Nevertheless, both countries have come a long way in the last 30 years. Not only have they fully adapted to and integrated into estern democratic structures, but they have also ensured an increased standard of living and quality of life for their citizens. The standard of living in Slovakia has quadrupled compared to then, and in the Czech Republic it has almost tripled. The purchasing power of households has more than tripled in the Czech Republic (350%) and more than doubled in Slovakia (280%). The average life expectancy of Czechs has increased by more than five years, that of Slovaks by more than four years. Infant mortality in the Czech Republic has fallen by an incredible three quarters, in Slovakia by more than half.

The natural environment is also improving: energy consumption and carbon dioxide emissions have roughly halved in both countries. The two countries are also better educated – but in the Czech Republic, the number of university students has grown slightly faster. However, the Czech’s public debt relative to the size of the economy has risen sharply recently, albeit from lower levels (42 per cent of GDP in the Czech Republic and 63 per cent of GDP in Slovakia).

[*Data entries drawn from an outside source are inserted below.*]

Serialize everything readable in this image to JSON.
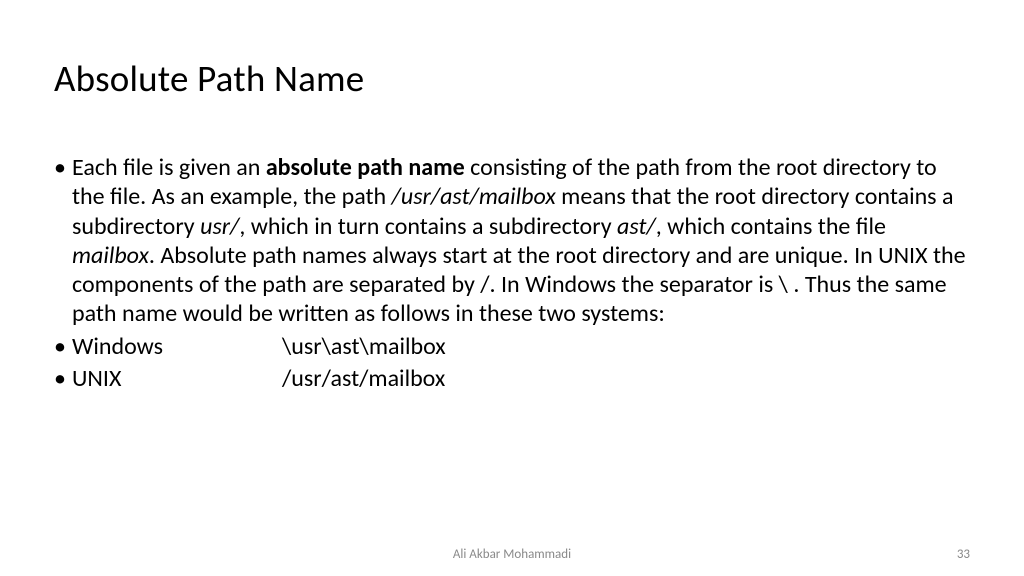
{
  "title": "Absolute Path Name",
  "b1_a": "Each file is given an ",
  "b1_b": "absolute path name",
  "b1_c": " consisting of the path from the root directory to the file. As an example, the path ",
  "b1_d": "/usr/ast/mailbox",
  "b1_e": " means that the root directory contains a subdirectory ",
  "b1_f": "usr/",
  "b1_g": ", which in turn contains a subdirectory ",
  "b1_h": "ast/",
  "b1_i": ", which contains the file ",
  "b1_j": "mailbox",
  "b1_k": ". Absolute path names always start at the root directory and are unique. In UNIX the components of the path are separated by /. In Windows the separator is \\ . Thus the same path name would be written as follows in these two systems:",
  "b2_label": "Windows",
  "b2_path": "\\usr\\ast\\mailbox",
  "b3_label": "UNIX",
  "b3_path": "/usr/ast/mailbox",
  "footer_author": "Ali Akbar Mohammadi",
  "footer_page": "33"
}
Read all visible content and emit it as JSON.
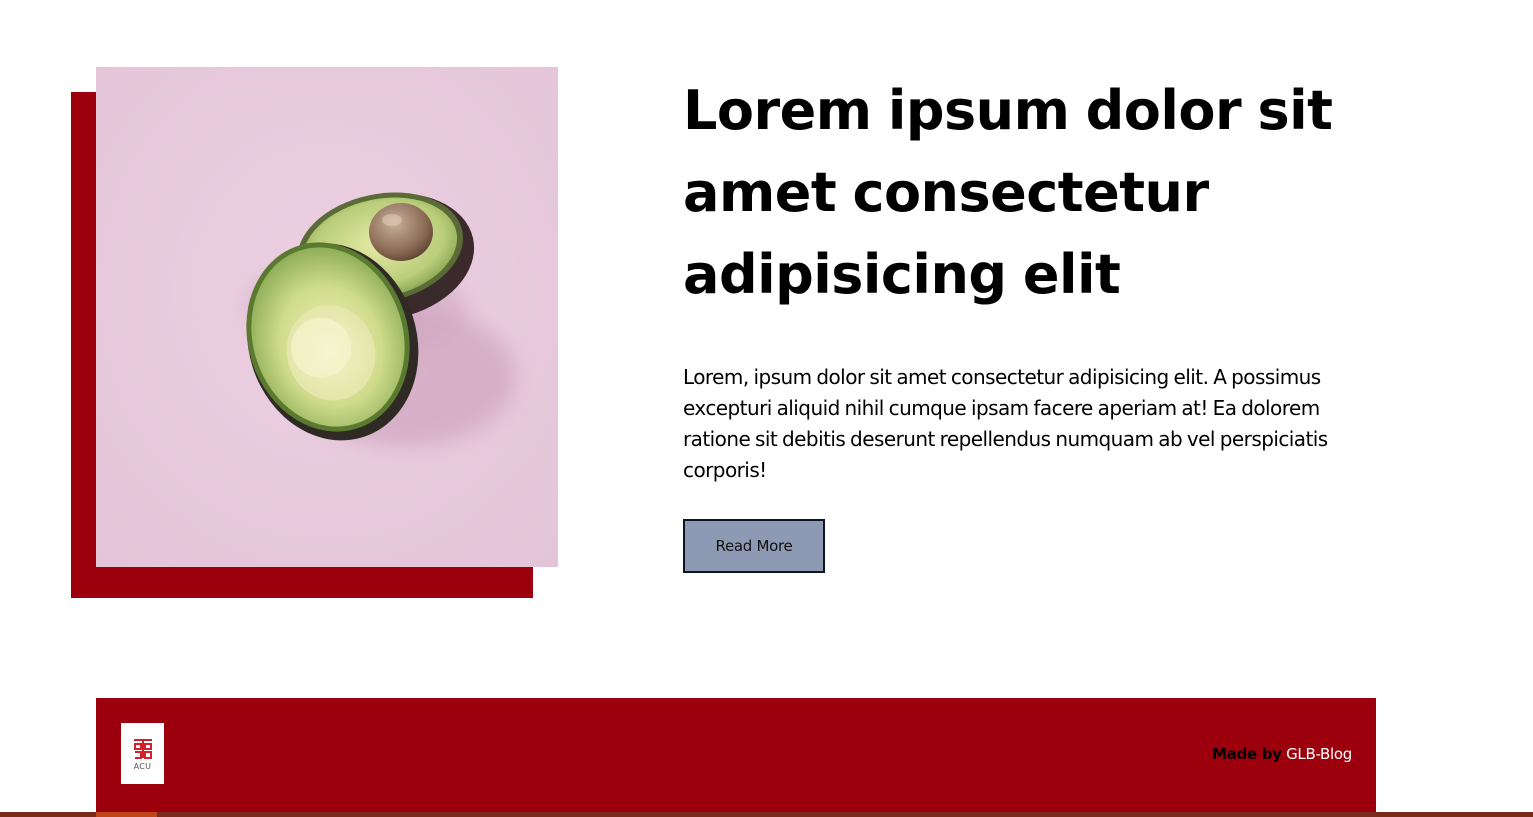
{
  "colors": {
    "accent": "#9b000c",
    "button_bg": "#8e9ab3",
    "image_bg": "#e8c9dc"
  },
  "hero": {
    "image_icon": "avocado-photo",
    "headline": "Lorem ipsum dolor sit amet consectetur adipisicing elit",
    "body": "Lorem, ipsum dolor sit amet consectetur adipisicing elit. A possimus excepturi aliquid nihil cumque ipsam facere aperiam at! Ea dolorem ratione sit debitis deserunt repellendus numquam ab vel perspiciatis corporis!",
    "button_label": "Read More"
  },
  "footer": {
    "logo_text": "ACU",
    "credit_label": "Made by",
    "credit_link": "GLB-Blog"
  }
}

Both countries now face new challenges. Their dependence on the automotive industry, even more so for Slovakia, exposes both countries to the need for further economic transformation. The energy-intensive sectors, which still have a significant presence here, will also face challenges. The only way to increase the structural and therefore long-term sustainable growth of both economies is to develop modern economic sectors, diversify their customer supply chains, adapt education to the needs of modern times, encourage investment in modern and sustainable technologies, and deal with the aging population and the associated burden on public budgets.